Certes, pour satisfaire leurs besoins matériels, les hommes peuvent tenter de tirer profit au mieux du don divin de l'intelligence, et tenter de les satisfaire du mieux qu'ils peuvent, mais pour l'éducation morale, spirituelle et l'élévation de la pensée, il y aura toujours nécessité de prendre en compte et de mettre en pratique les paroles révélées.

Cela ne sera facilité que par l'examen attentif et la méditation sur les versets coraniques, et l'acquisition de commentaires précis et bien argumentés de la Parole divine.

C'est la raison pour laquelle l'auteur du commentaire coranique Tafsîr al-Mîzân, Tabâtabâ'î (Que Dieu soit satisfait de lui), a dit : " Un commentaire du Coran, nouveau, mis à jour de façon à répondre aux besoins de l'époque, devrait être publié tous les dix ans. "

C'est cela même le sens du caractère vivant et éternel du Livre de Dieu. Un livre qui fut le plus grand miracle du Sceau des religions célestes, et qui s'est exprimé dans la langue du Sceau des prophètes.

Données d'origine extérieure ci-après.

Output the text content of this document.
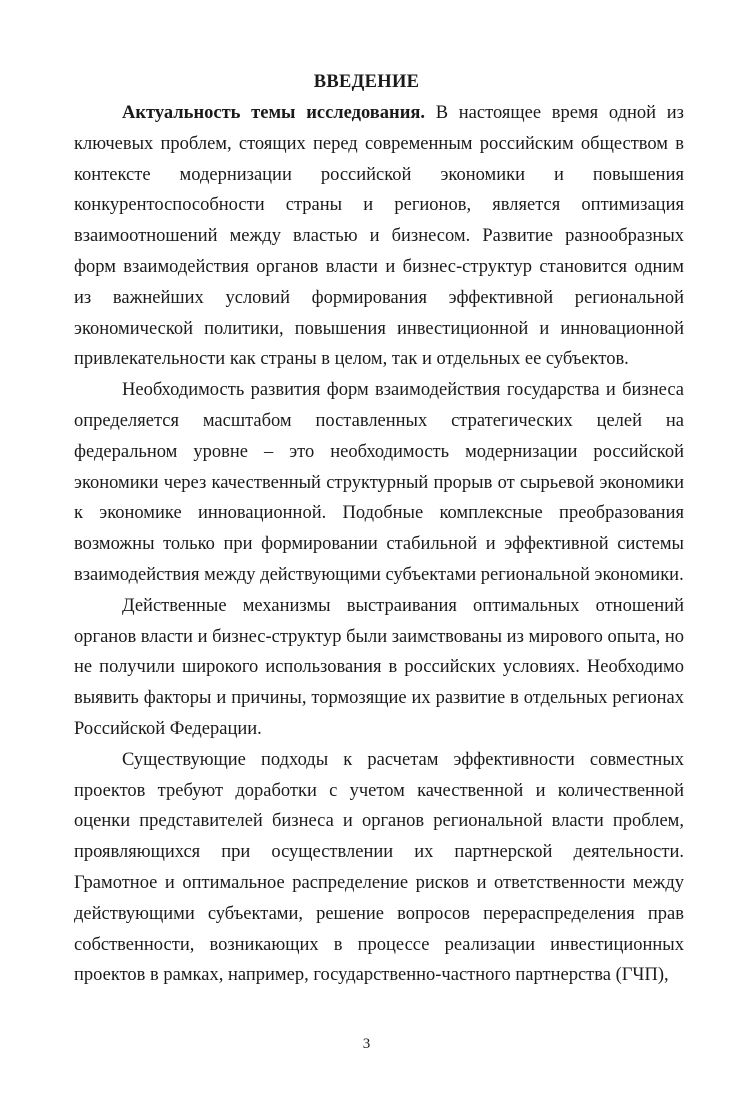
ВВЕДЕНИЕ

Актуальность темы исследования. В настоящее время одной из ключевых проблем, стоящих перед современным российским обществом в контексте модернизации российской экономики и повышения конкурентоспособности страны и регионов, является оптимизация взаимоотношений между властью и бизнесом. Развитие разнообразных форм взаимодействия органов власти и бизнес-структур становится одним из важнейших условий формирования эффективной региональной экономической политики, повышения инвестиционной и инновационной привлекательности как страны в целом, так и отдельных ее субъектов.

Необходимость развития форм взаимодействия государства и бизнеса определяется масштабом поставленных стратегических целей на федеральном уровне – это необходимость модернизации российской экономики через качественный структурный прорыв от сырьевой экономики к экономике инновационной. Подобные комплексные преобразования возможны только при формировании стабильной и эффективной системы взаимодействия между действующими субъектами региональной экономики.

Действенные механизмы выстраивания оптимальных отношений органов власти и бизнес-структур были заимствованы из мирового опыта, но не получили широкого использования в российских условиях. Необходимо выявить факторы и причины, тормозящие их развитие в отдельных регионах Российской Федерации.

Существующие подходы к расчетам эффективности совместных проектов требуют доработки с учетом качественной и количественной оценки представителей бизнеса и органов региональной власти проблем, проявляющихся при осуществлении их партнерской деятельности. Грамотное и оптимальное распределение рисков и ответственности между действующими субъектами, решение вопросов перераспределения прав собственности, возникающих в процессе реализации инвестиционных проектов в рамках, например, государственно-частного партнерства (ГЧП),

3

Nous déduisons de ce qui précède que même s'il faut mettre en œuvre de la minutie et de la subtilité, et s'efforcer toujours de s'appuyer sur les arguments rationnels et traditionnels, afin de ne pas se laisser entraîner au commentaire libre, basé sur des opinions, au lieu et place d'un commentaire véritable -, tout cela n'empêche pas de faire l'effort de mener une recherche dans le domaine du Livre de Dieu, et de concevoir de nouveaux commentaires. Et ce d'autant plus que l'appel vivant et éternel du Coran invitant à la méditation sur les signes divins est toujours en vigueur !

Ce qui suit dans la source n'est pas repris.